Will the market be able to build on this on Wednesday? Here are five things to watch:
ASX 200 futures pointing higher
It looks set to be another positive day of trade for the ASX 200 on Wednesday. According to the latest SPI futures, the ASX 200 is poised to open the day 57 points or 0.85% higher this morning. This follows another strong night of trade on Wall Street. In late trade the Dow Jones is up 1.9%, the S&P 500 is 1.7% higher, and the Nasdaq is also trading 1.7% higher. Markets appear to be moving on from the GameStop mania.
Oil prices push higher
Energy producers such as Santos Ltd (ASX: STO) and Woodside Petroleum Limited (ASX: WPL) could be on the rise today after another positive night for oil prices. According to Bloomberg, the WTI crude oil price is up 2.3% to US$54.78 a barrel and the Brent crude oil price has climbed 2.1% to US$57.51 a barrel. Oil prices pushed higher after producers committed to their output caps.

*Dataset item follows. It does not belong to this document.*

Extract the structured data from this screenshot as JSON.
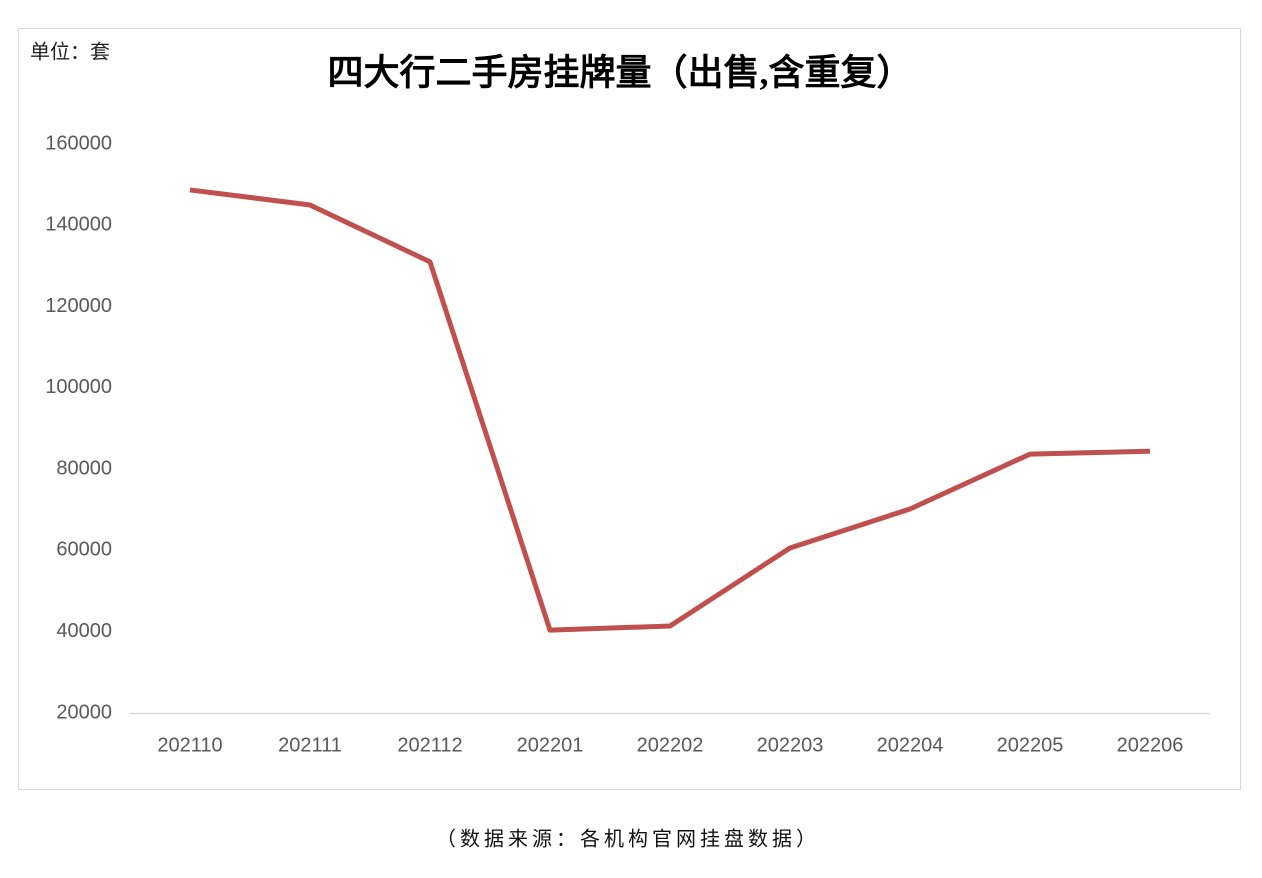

The Amcor CDI (ASX: AMC) share price will be on watch today when it released its half year results. According to a note out of Morgans, it is expecting the packaging giant to deliver a strong result. Particularly given its strong start to the financial year, which saw the company deliver a 20% increase in earnings per share during the first quarter. Amcor’s services were recognised as an essential service during the pandemic.
Gold (and silver) price sinks
Gold miners including Newcrest Mining Ltd (ASX: NCM) and Saracen Mineral Holdings Limited (ASX: SAR) could come under pressure today after the gold price sank lower. According to CNBC, the spot gold price is down 1.5% to US$1,833.20 an ounce. Elsewhere, the silver price came crashing back down to earth and dropped 9% during overnight trade after the Reddit trade fizzled out.
Carsales upgraded to buy rating
The Carsales.Com Ltd (ASX: CAR) share price is in the buy zone according to analysts at Goldman Sachs. This morning the broker upgraded the auto listings company’s shares to a buy rating with a $22.60 price target. It commented: “Despite consensus earnings upgrades since vaccines emerged, CAR multiples have compressed to the extent it now trades at a 21% 12mf EV/EBITDA discount to AU classified peers, its greatest level in recent history.”